Intervention de M'jid El Guerrab

Séance en hémicycle du jeudi 6 mai 2021 à 21h00
Proportionnelle intégrale au scrutin législatif — Discussion générale

Photo issue du site de l'Assemblée nationale ou de WikipediaM'jid El Guerrab :

Il ne faut en effet pas omettre les effets de bord du scrutin proportionnel. Tout d'abord, la proportionnelle intégrale peut faire courir un risque d'instabilité. Sous la IVe République, l'absence de majorité forte à l'Assemblée nationale a contribué à un défaut de stabilité du régime. Ensuite, ce mode de scrutin peut tendre à favoriser les alliances de circonstance, ce qui pourrait potentiellement renforcer encore le manque de confiance des citoyens envers leurs représentants. Le scrutin majoritaire a un mérite – et il faut saluer l'intelligence et le génie du général de Gaulle : légitimer pleinement le candidat au premier tour, là où la proportionnelle pourrait donner l'impression de déposséder les électeurs de leur vote. L'exemple italien, avec les départs de membres du parti de la L e ga, en est la parfaite illustration. Pour défendre les arguments des députés du groupe Agir ensemble qui n'y sont pas favorables, j'ajoute que la proportionnelle peut porter en elle un risque de confusion pour les électeurs, qui ne pourront pas voter pour un candidat en particulier, individuellement, puisqu'ils éliront une liste présentée par un parti politique.

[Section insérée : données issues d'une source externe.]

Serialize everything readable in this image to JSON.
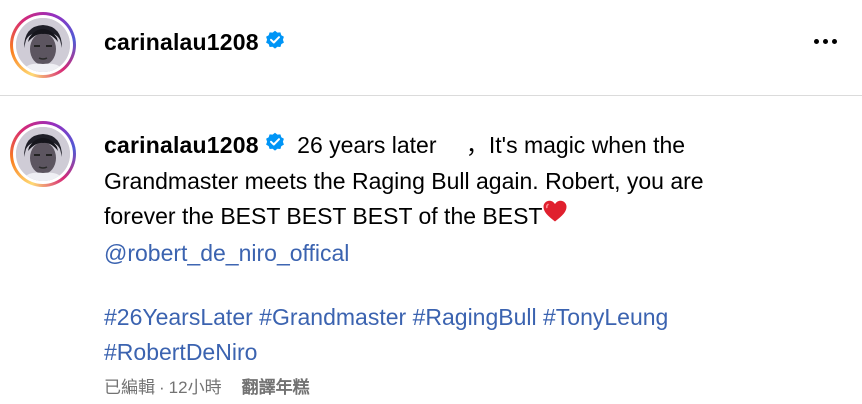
{
  "header": {
    "username": "carinalau1208",
    "verified_icon": "verified-badge-icon",
    "more_icon": "more-horizontal-icon"
  },
  "caption": {
    "username": "carinalau1208",
    "line1_text": "26 years later 　，It's magic when the",
    "line2_text": "Grandmaster meets the Raging Bull again. Robert, you are",
    "line3_text": "forever the BEST BEST BEST of the BEST",
    "heart_icon": "red-heart-emoji",
    "mention": "@robert_de_niro_offical",
    "hashtags": [
      "#26YearsLater",
      "#Grandmaster",
      "#RagingBull",
      "#TonyLeung",
      "#RobertDeNiro"
    ]
  },
  "meta": {
    "edited": "已編輯",
    "separator": "·",
    "time": "12小時",
    "translate": "翻譯年糕"
  },
  "colors": {
    "link": "#3b63b0",
    "verified": "#0095f6",
    "heart": "#e0202e",
    "meta": "#737373",
    "divider": "#dbdbdb"
  }
}
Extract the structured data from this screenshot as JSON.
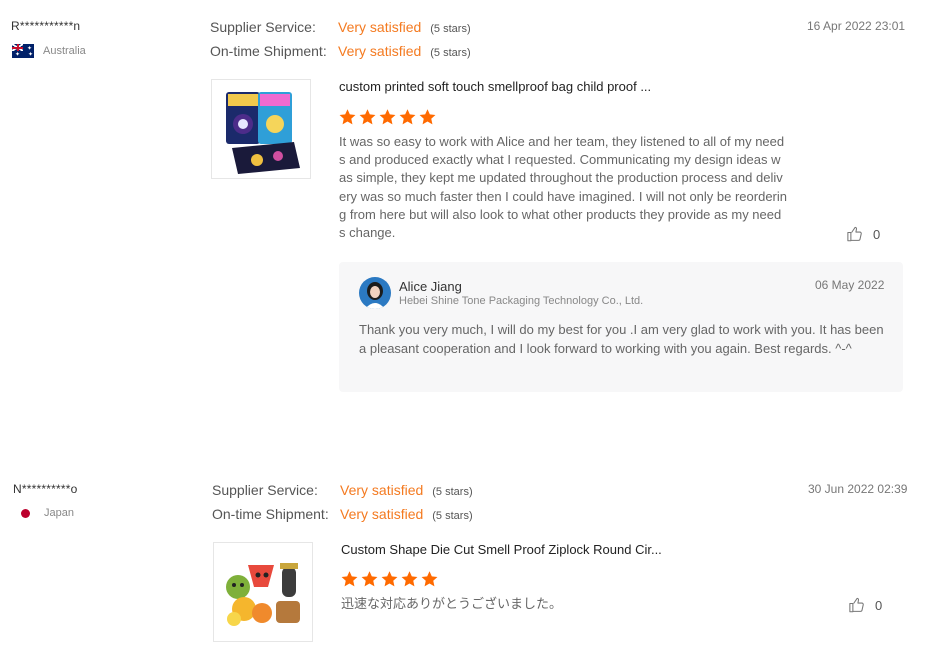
{
  "reviews": [
    {
      "buyer": "R***********n",
      "country": "Australia",
      "supplier_service_label": "Supplier Service:",
      "supplier_service_value": "Very satisfied",
      "supplier_service_stars": "(5 stars)",
      "shipment_label": "On-time Shipment:",
      "shipment_value": "Very satisfied",
      "shipment_stars": "(5 stars)",
      "date": "16 Apr 2022 23:01",
      "product_title": "custom printed soft touch smellproof bag child proof ...",
      "rating": 5,
      "comment": "It was so easy to work with Alice and her team, they listened to all of my needs and produced exactly what I requested. Communicating my design ideas was simple, they kept me updated throughout the production process and delivery was so much faster then I could have imagined. I will not only be reordering from here but will also look to what other products they provide as my needs change.",
      "likes": "0",
      "reply": {
        "name": "Alice Jiang",
        "company": "Hebei Shine Tone Packaging Technology Co., Ltd.",
        "date": "06 May 2022",
        "text": "Thank you very much,  I will do my best for you .I am very glad to work with you. It has been a pleasant cooperation and I look forward to working with you again. Best regards. ^-^"
      }
    },
    {
      "buyer": "N**********o",
      "country": "Japan",
      "supplier_service_label": "Supplier Service:",
      "supplier_service_value": "Very satisfied",
      "supplier_service_stars": "(5 stars)",
      "shipment_label": "On-time Shipment:",
      "shipment_value": "Very satisfied",
      "shipment_stars": "(5 stars)",
      "date": "30 Jun 2022 02:39",
      "product_title": "Custom Shape Die Cut Smell Proof Ziplock Round Cir...",
      "rating": 5,
      "comment": "迅速な対応ありがとうございました。",
      "likes": "0"
    }
  ],
  "colors": {
    "accent": "#f47a20",
    "star": "#ff6a00",
    "reply_bg": "#f7f7f8"
  },
  "icons": {
    "like": "thumbs-up-icon",
    "star": "star-icon"
  }
}
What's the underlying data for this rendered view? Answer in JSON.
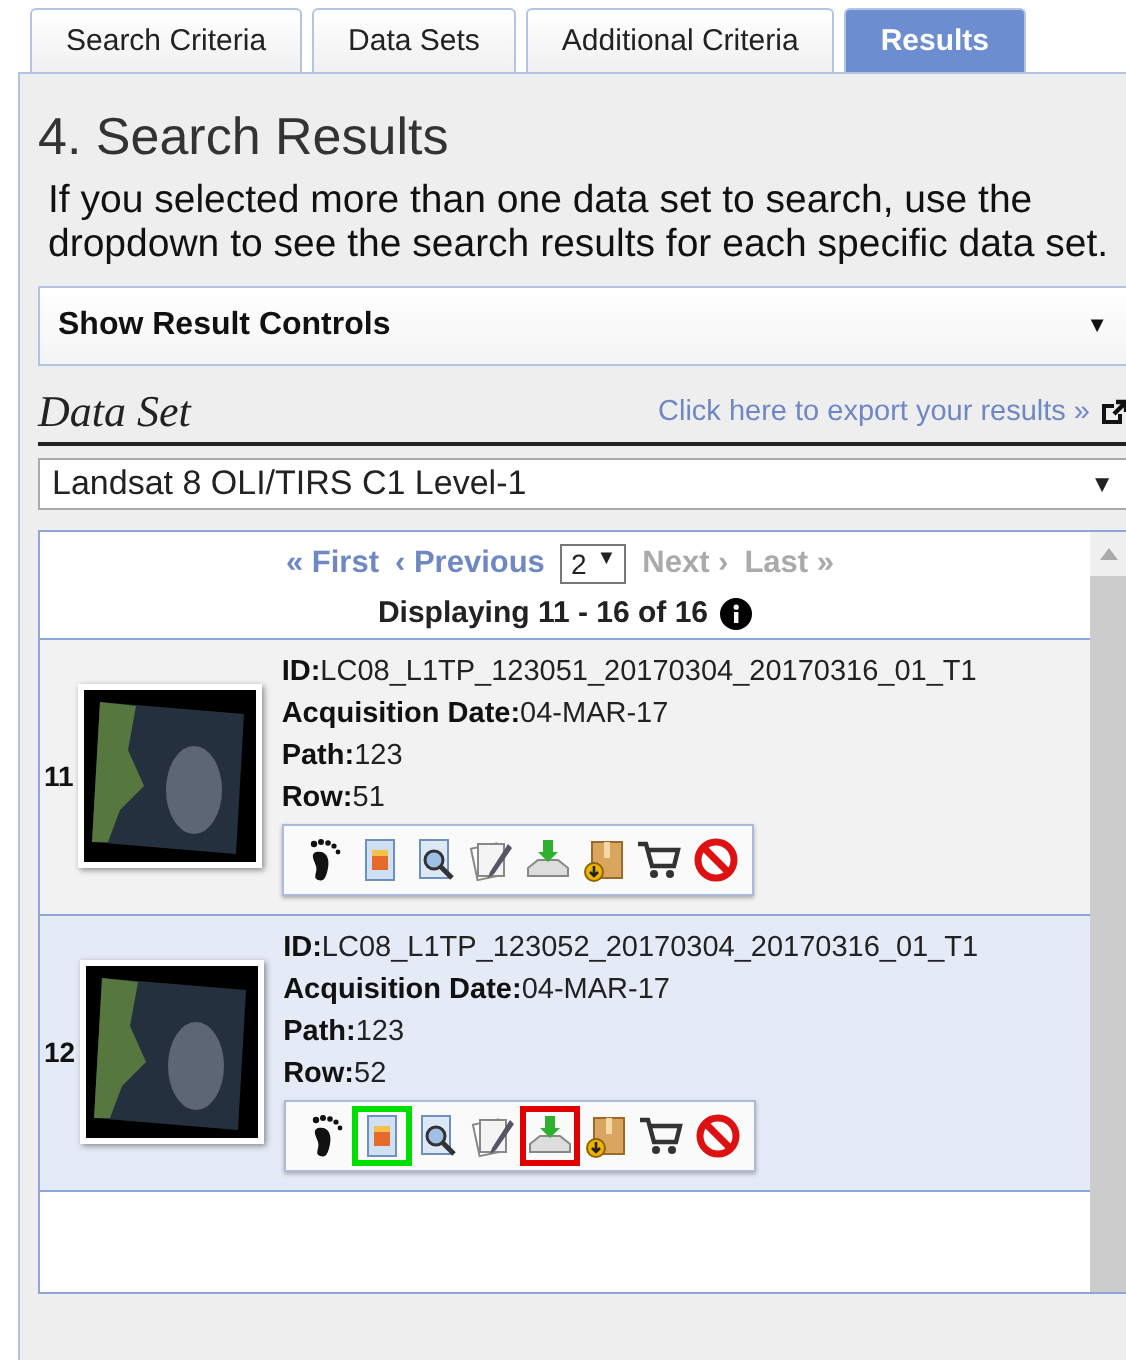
{
  "tabs": [
    {
      "label": "Search Criteria",
      "selected": false
    },
    {
      "label": "Data Sets",
      "selected": false
    },
    {
      "label": "Additional Criteria",
      "selected": false
    },
    {
      "label": "Results",
      "selected": true
    }
  ],
  "heading": "4. Search Results",
  "intro": "If you selected more than one data set to search, use the dropdown to see the search results for each specific data set.",
  "result_controls": {
    "label": "Show Result Controls",
    "arrow": "▼"
  },
  "data_set": {
    "title": "Data Set",
    "export_link": "Click here to export your results »",
    "select_value": "Landsat 8 OLI/TIRS C1 Level-1",
    "select_arrow": "▼"
  },
  "pager": {
    "links": [
      {
        "label": "« First",
        "disabled": false
      },
      {
        "label": "‹ Previous",
        "disabled": false
      }
    ],
    "page": "2",
    "page_arrow": "▼",
    "links_after": [
      {
        "label": "Next ›",
        "disabled": true
      },
      {
        "label": "Last »",
        "disabled": true
      }
    ],
    "summary": "Displaying 11 - 16 of 16"
  },
  "results": [
    {
      "number": "11",
      "selected": false,
      "fields": [
        {
          "label": "ID:",
          "value": "LC08_L1TP_123051_20170304_20170316_01_T1"
        },
        {
          "label": "Acquisition Date:",
          "value": "04-MAR-17"
        },
        {
          "label": "Path:",
          "value": "123"
        },
        {
          "label": "Row:",
          "value": "51"
        }
      ],
      "tools": [
        {
          "kind": "footprint"
        },
        {
          "kind": "browse"
        },
        {
          "kind": "metadata"
        },
        {
          "kind": "compare"
        },
        {
          "kind": "download"
        },
        {
          "kind": "order"
        },
        {
          "kind": "cart"
        },
        {
          "kind": "exclude"
        }
      ]
    },
    {
      "number": "12",
      "selected": true,
      "fields": [
        {
          "label": "ID:",
          "value": "LC08_L1TP_123052_20170304_20170316_01_T1"
        },
        {
          "label": "Acquisition Date:",
          "value": "04-MAR-17"
        },
        {
          "label": "Path:",
          "value": "123"
        },
        {
          "label": "Row:",
          "value": "52"
        }
      ],
      "tools": [
        {
          "kind": "footprint"
        },
        {
          "kind": "browse",
          "color": "#00e000"
        },
        {
          "kind": "metadata"
        },
        {
          "kind": "compare"
        },
        {
          "kind": "download",
          "color": "#e00000"
        },
        {
          "kind": "order"
        },
        {
          "kind": "cart"
        },
        {
          "kind": "exclude"
        }
      ]
    }
  ]
}
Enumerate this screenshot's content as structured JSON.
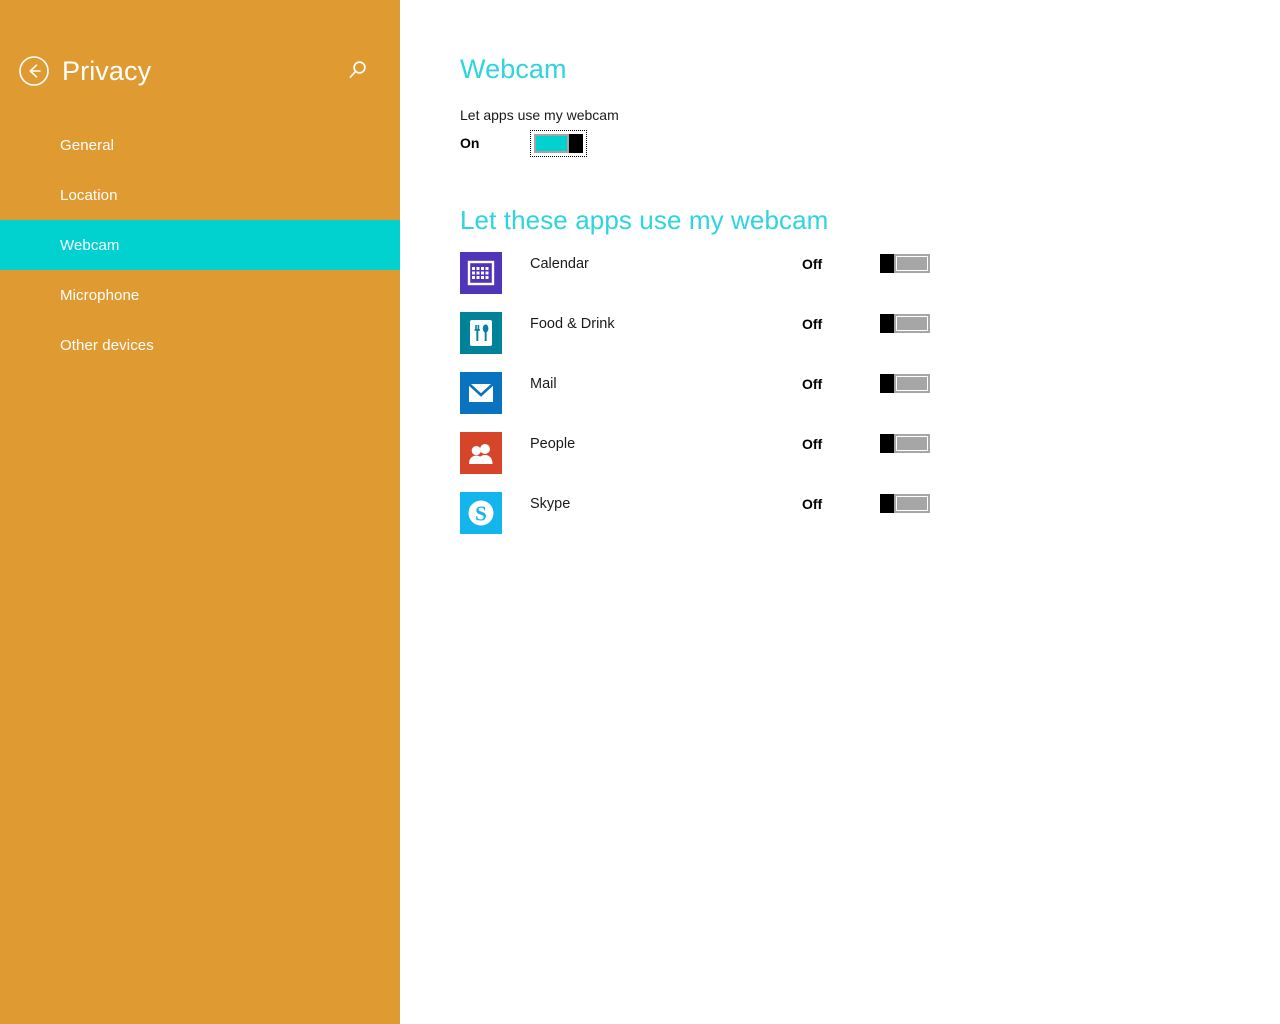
{
  "sidebar": {
    "title": "Privacy",
    "back_icon": "back-arrow-circle-icon",
    "search_icon": "search-icon",
    "background_color": "#e09a32",
    "selected_color": "#01d2cf",
    "items": [
      {
        "label": "General",
        "selected": false
      },
      {
        "label": "Location",
        "selected": false
      },
      {
        "label": "Webcam",
        "selected": true
      },
      {
        "label": "Microphone",
        "selected": false
      },
      {
        "label": "Other devices",
        "selected": false
      }
    ]
  },
  "main": {
    "title": "Webcam",
    "heading_color": "#2ed4de",
    "master_setting": {
      "label": "Let apps use my webcam",
      "state": "On",
      "enabled": true,
      "focused": true
    },
    "apps_section": {
      "heading": "Let these apps use my webcam",
      "apps": [
        {
          "name": "Calendar",
          "state": "Off",
          "enabled": false,
          "icon": "calendar-app-icon",
          "icon_color": "#4f35ba"
        },
        {
          "name": "Food & Drink",
          "state": "Off",
          "enabled": false,
          "icon": "food-drink-app-icon",
          "icon_color": "#008299"
        },
        {
          "name": "Mail",
          "state": "Off",
          "enabled": false,
          "icon": "mail-app-icon",
          "icon_color": "#0a73c0"
        },
        {
          "name": "People",
          "state": "Off",
          "enabled": false,
          "icon": "people-app-icon",
          "icon_color": "#d6442a"
        },
        {
          "name": "Skype",
          "state": "Off",
          "enabled": false,
          "icon": "skype-app-icon",
          "icon_color": "#14b5ec"
        }
      ]
    }
  }
}
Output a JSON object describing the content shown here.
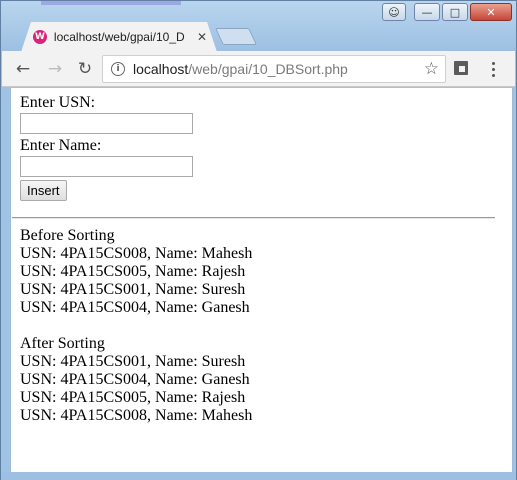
{
  "browser": {
    "tab_title": "localhost/web/gpai/10_D",
    "favicon_letter": "W",
    "url_host": "localhost",
    "url_path": "/web/gpai/10_DBSort.php",
    "icons": {
      "back": "back-arrow-icon",
      "forward": "forward-arrow-icon",
      "reload": "reload-icon",
      "info": "info-icon",
      "star": "star-icon",
      "extension": "extension-icon",
      "menu": "menu-icon"
    }
  },
  "form": {
    "usn_label": "Enter USN:",
    "usn_value": "",
    "name_label": "Enter Name:",
    "name_value": "",
    "insert_label": "Insert"
  },
  "before": {
    "heading": "Before Sorting",
    "rows": [
      "USN: 4PA15CS008, Name: Mahesh",
      "USN: 4PA15CS005, Name: Rajesh",
      "USN: 4PA15CS001, Name: Suresh",
      "USN: 4PA15CS004, Name: Ganesh"
    ]
  },
  "after": {
    "heading": "After Sorting",
    "rows": [
      "USN: 4PA15CS001, Name: Suresh",
      "USN: 4PA15CS004, Name: Ganesh",
      "USN: 4PA15CS005, Name: Rajesh",
      "USN: 4PA15CS008, Name: Mahesh"
    ]
  },
  "colors": {
    "window_frame": "#9dc0e2",
    "favicon": "#d6257a",
    "close_button": "#c7463a"
  }
}
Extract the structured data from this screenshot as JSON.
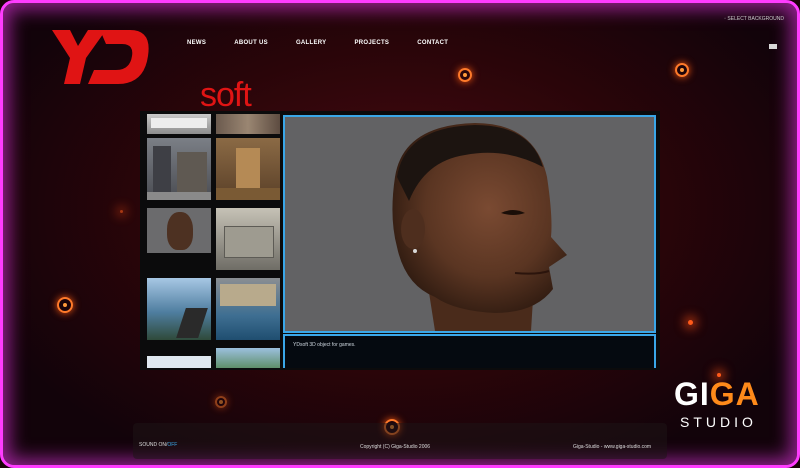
{
  "logo": {
    "mark": "YD",
    "suffix": "soft"
  },
  "nav": {
    "items": [
      "NEWS",
      "ABOUT US",
      "GALLERY",
      "PROJECTS",
      "CONTACT"
    ]
  },
  "top_right": {
    "background_selector": "SELECT BACKGROUND"
  },
  "gallery": {
    "thumbnails": [
      {
        "label": "bathroom-scene"
      },
      {
        "label": "tiled-interior"
      },
      {
        "label": "city-street"
      },
      {
        "label": "brick-corridor"
      },
      {
        "label": "head-portrait"
      },
      {
        "label": "industrial-platform"
      },
      {
        "label": "shooter-gun-view"
      },
      {
        "label": "water-courtyard"
      },
      {
        "label": "sky-scene"
      },
      {
        "label": "landscape-scene"
      }
    ],
    "caption": "YDsoft 3D object for games."
  },
  "footer": {
    "sound_label": "SOUND ON/",
    "sound_off": "OFF",
    "copyright": "Copyright (C) Giga-Studio 2006",
    "site": "Giga-Studio - www.giga-studio.com"
  },
  "watermark": {
    "giga_1": "GI",
    "giga_2": "GA",
    "studio": "STUDIO"
  },
  "colors": {
    "frame_border": "#ff3cff",
    "logo_red": "#e01414",
    "viewer_border": "#3aa7e8",
    "accent_orange": "#ff8a1a"
  }
}
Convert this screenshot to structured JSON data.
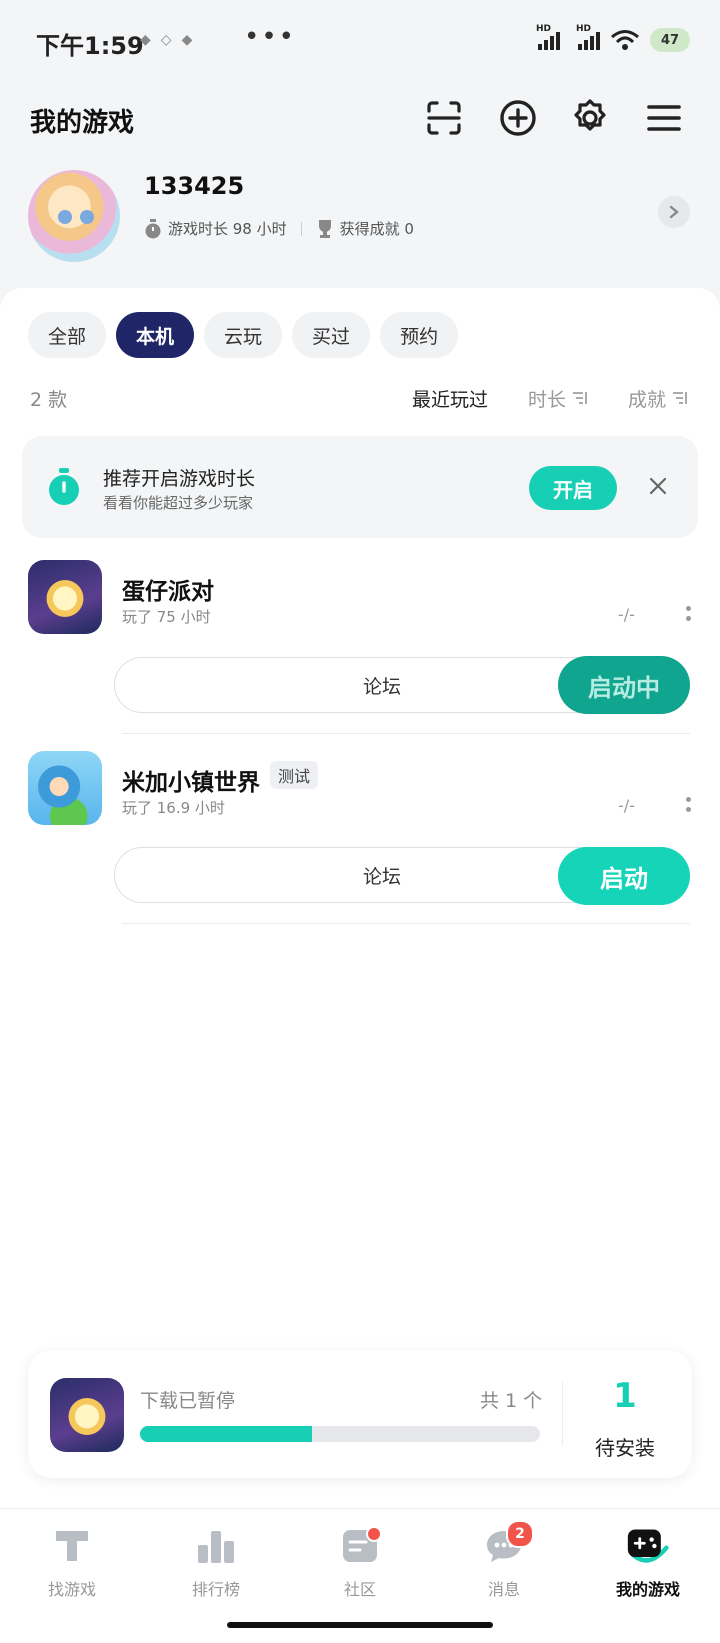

À titre personnel, j'ai travaillé assez longuement sur le sujet dans le cadre de la réforme constitutionnelle que nous voulions mener à bien en 2018, qui a malheureusement été interrompue. L'année dernière, j'ai publié un livre dans lequel je propose une réflexion ; il m'est apparu que ce mode de scrutin pouvait offrir un souffle démocratique à nos concitoyens, sans prendre sa forme intégrale. L'idée est de proposer un scrutin uninominal majoritaire à deux tours, tout en introduisant, comme le Président de la République l'avait proposé, une dose de proportionnelle. Dans les rangs de la majorité, une telle solution est notamment soutenue par François Bayrou.

Les élections législatives n'étant bien souvent, dans le cadre du quinquennat, que le troisième tour de la présidentielle, nos concitoyens ont souvent l'impression d'un manque de représentativité à l'Assemblée. Il suffit de voir ce qui s'est passé il y a deux ans avec les gilets jaunes. Aujourd'hui, quand on demande aux Français quel est leur principal sujet de préoccupation, celui qu'ils aimeraient voir défendu à l'Assemblée nationale, ils répondent : l'écologie. Dans l'hémicycle, il n'y a pas de groupe qui défende pleinement l'écologie. Comment peut-on par ailleurs justifier qu'un parti ayant envoyé une candidate au second tour de la présidentielle et qu'un autre ayant fini troisième aux dernières élections européennes ne puissent disposer d'un groupe à l'Assemblée nationale faute d'un nombre suffisant de députés ?

Le scrutin proportionnel est un instrument intéressant. On peut imaginer qu'il améliorera la santé de la démocratie, en évitant que les électeurs aient la sensation que leur vote est perdu. Plus concrètement, nous pourrions élire 385 députés au suffrage uninominal majoritaire direct dans 385 circonscriptions, ce qui représenterait deux tiers du total. Les 192 autres, soit le tiers restant, pourraient être élus à la proportionnelle régionale. De cette façon, nous aurions une meilleure représentativité de la pluralité du pays et de la diversité des opinions de nos concitoyens. De plus, aucun parti ne serait laissé de côté et toutes les opinions seraient représentées. Certains députés de mon groupe, comme ma collègue Valérie Petit, y sont favorables. Le groupe Agir ensemble votera contre la proposition de loi. En revanche, j'y suis résolument favorable à titre personnel.